After 3-5 hours, Windows 8 is surprisingly decent, but the first hour is a
super frustrating adventure of swiping and gesturing with the hope you can get
back to the home screen.

------
huhtenberg
Ah, jeez, no, they didn't.

They might've invented a superior interface paradigm that doesn't fit into an
existing model. While it could be discovered by poking and taping, it might be
faster and less frustrating to have it explained explicitly.

------
treskot
Another school of thought says always aim towards making an unique UI.

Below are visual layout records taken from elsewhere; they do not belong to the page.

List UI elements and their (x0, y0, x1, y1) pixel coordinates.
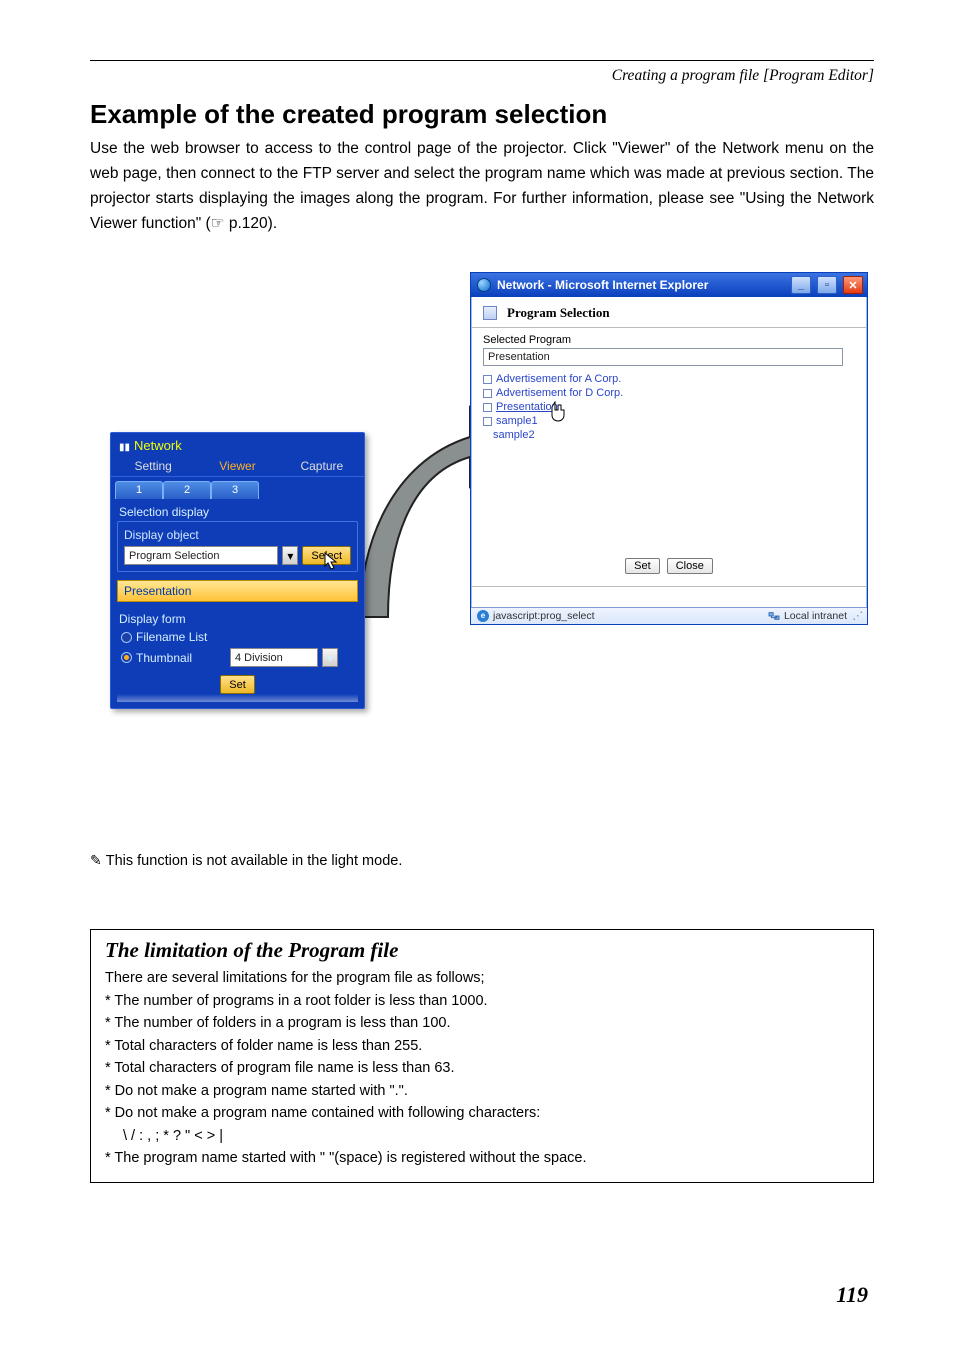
filename-list-label: Filename List (136, 630, 207, 644)
status-zone: Local intranet (784, 610, 847, 622)
window-minimize-button[interactable]: _ (791, 276, 811, 294)
pencil-icon: ✎ (90, 852, 102, 868)
radio-thumbnail[interactable] (121, 652, 132, 663)
limitation-title: The limitation of the Program file (105, 938, 859, 963)
ie-status-icon: e (477, 610, 489, 622)
program-selection-dropdown[interactable]: Program Selection (124, 546, 278, 565)
ie-window-title: Network - Microsoft Internet Explorer (497, 278, 708, 292)
window-maximize-button[interactable]: ▫ (817, 276, 837, 294)
selection-display-label: Selection display (111, 499, 364, 521)
status-text: javascript:prog_select (493, 610, 595, 622)
ie-window: Network - Microsoft Internet Explorer _ … (470, 272, 868, 625)
page-title: Example of the created program selection (90, 99, 874, 130)
display-object-label: Display object (124, 528, 351, 542)
program-list-item[interactable]: Advertisement for A Corp. (483, 372, 855, 386)
network-panel: ▮▮Network Setting Viewer Capture 1 2 3 S… (110, 432, 365, 709)
program-selection-icon (483, 306, 497, 320)
limitation-item: * Do not make a program name contained w… (105, 1102, 859, 1124)
program-list-item[interactable]: Advertisement for D Corp. (483, 386, 855, 400)
window-close-button[interactable]: ✕ (843, 276, 863, 294)
network-title-icon: ▮▮ (119, 442, 130, 453)
intranet-icon (768, 611, 780, 621)
ie-set-button[interactable]: Set (625, 558, 660, 574)
limitation-intro: There are several limitations for the pr… (105, 967, 859, 989)
division-dropdown-arrow-icon[interactable]: ▾ (322, 648, 338, 667)
set-button[interactable]: Set (220, 675, 255, 694)
intro-paragraph: Use the web browser to access to the con… (90, 136, 874, 236)
selected-program-field[interactable]: Presentation (483, 348, 843, 366)
tab-setting[interactable]: Setting (111, 456, 195, 477)
sub-tab-1[interactable]: 1 (115, 481, 163, 499)
program-selection-heading: Program Selection (507, 305, 610, 321)
limitation-chars: \ / : , ; * ? " < > | (123, 1125, 859, 1147)
ie-logo-icon (477, 278, 491, 292)
limitation-item: * Total characters of program file name … (105, 1057, 859, 1079)
program-list-item[interactable]: sample2 (493, 428, 855, 442)
presentation-row[interactable]: Presentation (117, 580, 358, 602)
limitation-item: * The program name started with " "(spac… (105, 1147, 859, 1169)
limitation-item: * Do not make a program name started wit… (105, 1080, 859, 1102)
selected-program-label: Selected Program (483, 334, 855, 346)
limitation-item: * The number of programs in a root folde… (105, 990, 859, 1012)
radio-filename-list[interactable] (121, 632, 132, 643)
note-line: ✎This function is not available in the l… (90, 852, 874, 869)
resize-grip-icon[interactable]: ⋰ (847, 610, 861, 622)
sub-tab-3[interactable]: 3 (211, 481, 259, 499)
program-list-item-presentation[interactable]: Presentation (483, 400, 855, 414)
header-breadcrumb: Creating a program file [Program Editor] (90, 67, 874, 85)
program-list-item[interactable]: sample1 (483, 414, 855, 428)
division-dropdown[interactable]: 4 Division (230, 648, 318, 667)
page-number: 119 (836, 1282, 868, 1308)
tab-capture[interactable]: Capture (280, 456, 364, 477)
sub-tab-2[interactable]: 2 (163, 481, 211, 499)
limitation-item: * The number of folders in a program is … (105, 1012, 859, 1034)
tab-viewer[interactable]: Viewer (195, 456, 279, 477)
limitation-box: The limitation of the Program file There… (90, 929, 874, 1182)
limitation-item: * Total characters of folder name is les… (105, 1035, 859, 1057)
ie-close-button[interactable]: Close (667, 558, 713, 574)
select-button[interactable]: Select (302, 546, 351, 565)
thumbnail-label: Thumbnail (136, 651, 226, 665)
network-panel-title: ▮▮Network (111, 433, 364, 456)
dropdown-arrow-icon[interactable]: ▾ (282, 546, 298, 565)
display-form-label: Display form (111, 606, 364, 628)
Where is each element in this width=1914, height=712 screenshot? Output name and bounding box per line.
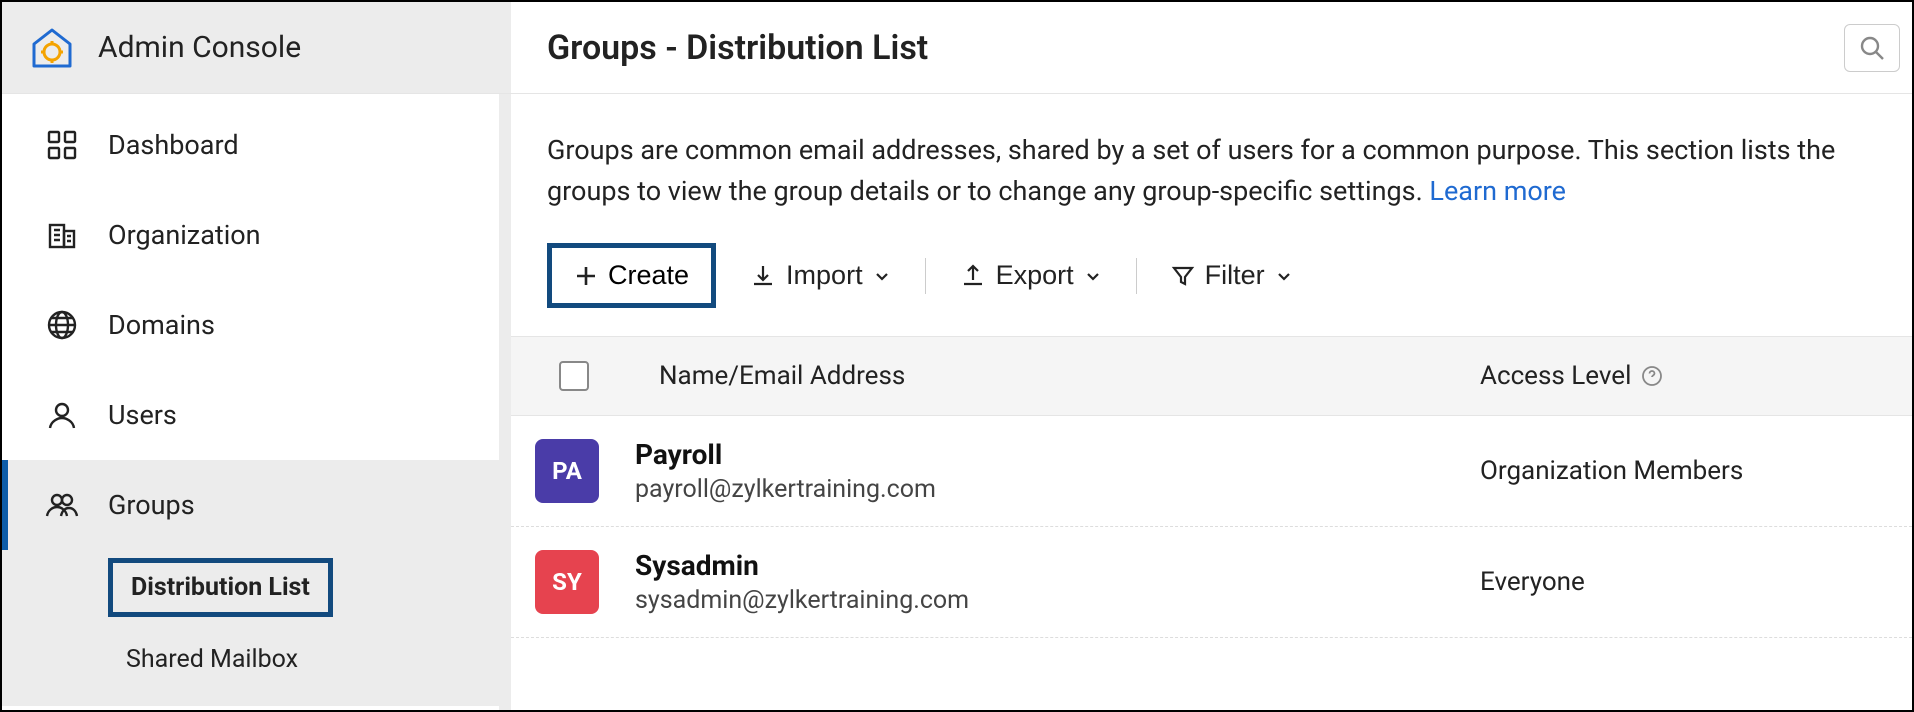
- sidebar: Admin Console Dashboard: [2, 2, 511, 710]
- learn-more-link[interactable]: Learn more: [1429, 175, 1566, 207]
- search-input[interactable]: [1844, 24, 1900, 72]
- sidebar-subnav-groups: Distribution List Shared Mailbox: [2, 550, 499, 706]
- globe-icon: [44, 307, 80, 343]
- import-label: Import: [786, 260, 863, 291]
- group-email: sysadmin@zylkertraining.com: [635, 586, 1480, 615]
- export-button[interactable]: Export: [954, 252, 1108, 299]
- sidebar-item-label: Organization: [108, 219, 261, 251]
- col-header-name[interactable]: Name/Email Address: [659, 361, 1480, 391]
- table-row[interactable]: PA Payroll payroll@zylkertraining.com Or…: [511, 416, 1912, 527]
- table-row[interactable]: SY Sysadmin sysadmin@zylkertraining.com …: [511, 527, 1912, 638]
- groups-icon: [44, 487, 80, 523]
- main-content: Groups - Distribution List Groups are co…: [511, 2, 1912, 710]
- chevron-down-icon: [873, 267, 891, 285]
- toolbar: Create Import Export: [511, 235, 1912, 336]
- filter-label: Filter: [1205, 260, 1265, 291]
- chevron-down-icon: [1084, 267, 1102, 285]
- sidebar-title: Admin Console: [98, 30, 301, 65]
- filter-button[interactable]: Filter: [1165, 252, 1299, 299]
- toolbar-divider: [925, 258, 926, 294]
- sidebar-item-users[interactable]: Users: [2, 370, 499, 460]
- group-access-level: Everyone: [1480, 567, 1912, 597]
- sidebar-nav: Dashboard Organization Domains: [2, 94, 511, 710]
- export-icon: [960, 263, 986, 289]
- group-avatar: PA: [535, 439, 599, 503]
- select-all-checkbox[interactable]: [559, 361, 589, 391]
- chevron-down-icon: [1275, 267, 1293, 285]
- col-header-access[interactable]: Access Level: [1480, 361, 1631, 391]
- sidebar-item-dashboard[interactable]: Dashboard: [2, 100, 499, 190]
- group-avatar: SY: [535, 550, 599, 614]
- create-button[interactable]: Create: [547, 243, 716, 308]
- sidebar-item-label: Dashboard: [108, 129, 239, 161]
- table-header: Name/Email Address Access Level: [511, 336, 1912, 416]
- sidebar-header: Admin Console: [2, 2, 511, 94]
- export-label: Export: [996, 260, 1074, 291]
- group-email: payroll@zylkertraining.com: [635, 475, 1480, 504]
- page-title: Groups - Distribution List: [547, 28, 928, 68]
- organization-icon: [44, 217, 80, 253]
- sidebar-item-label: Groups: [108, 489, 195, 521]
- table-body: PA Payroll payroll@zylkertraining.com Or…: [511, 416, 1912, 638]
- subnav-shared-mailbox[interactable]: Shared Mailbox: [108, 631, 316, 688]
- group-name: Payroll: [635, 438, 1480, 471]
- group-name: Sysadmin: [635, 549, 1480, 582]
- plus-icon: [574, 264, 598, 288]
- admin-logo-icon: [28, 24, 76, 72]
- sidebar-item-groups[interactable]: Groups: [2, 460, 499, 550]
- import-button[interactable]: Import: [744, 252, 897, 299]
- subnav-distribution-list[interactable]: Distribution List: [108, 558, 333, 617]
- toolbar-divider: [1136, 258, 1137, 294]
- create-label: Create: [608, 260, 689, 291]
- import-icon: [750, 263, 776, 289]
- user-icon: [44, 397, 80, 433]
- sidebar-item-label: Domains: [108, 309, 215, 341]
- sidebar-item-label: Users: [108, 399, 177, 431]
- main-header: Groups - Distribution List: [511, 2, 1912, 94]
- dashboard-icon: [44, 127, 80, 163]
- sidebar-item-organization[interactable]: Organization: [2, 190, 499, 280]
- group-access-level: Organization Members: [1480, 456, 1912, 486]
- description-text: Groups are common email addresses, share…: [547, 134, 1835, 207]
- help-icon[interactable]: [1641, 365, 1663, 387]
- sidebar-item-domains[interactable]: Domains: [2, 280, 499, 370]
- filter-icon: [1171, 264, 1195, 288]
- page-description: Groups are common email addresses, share…: [511, 94, 1912, 235]
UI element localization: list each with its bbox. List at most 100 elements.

If it wasn't for Clear's gorgeous UI. I probably would've never heard of it
before. People like fresh ideas, fresh UI too.

------
rock_hard
completely agree!

If you need to teach people how to use your product you failed at UX. And the
time spend on walkthroughs and quick tips would have been better spend on
rethinking the whole interaction model.

That being said, it doesn't mean your product is going to fail just because
your UI sucks! Sometimes the problem a product is solving is so big that users
don't care how clunky it is to use...great examples: Banking, Cars and most
Email clients for example.

------
PagingCraig
I disagree. I think a good UI is one I can remember and understand after a
little instruction (like with Clear).

------
pjsullivan3
The UI on your blog is wrong. The toggle switch to "GUI Work" is a touch
gesture, not one relative to web.

------
sublimit
The article's right, and in fact, I thought it was common sense. Like,
interface design 101. In the end, a graphical interface is just an intuitive
way to use the application's functions. If using the interface is enough of a
task that you need a tutorial to use that, it kind of defeats the point of
intuitive access. Just let me use your application and get the interface out
of the way.

Then I came to the comments and everyone was complaining. I didn't know people
liked hand-holding so much.

------
__Anon__
Games that were clearly 'blown' by this standard: Bike Race Tiny Wings Angry
Birds (1, 2, 3, 2000, space, Christmas, festivus, Halloween, whatever else
they make...) Jetpack Joyride Tank Hero Temple Run Cube Runner NinJump

I never realized how many apps on my iPhone was such shit :(. FML.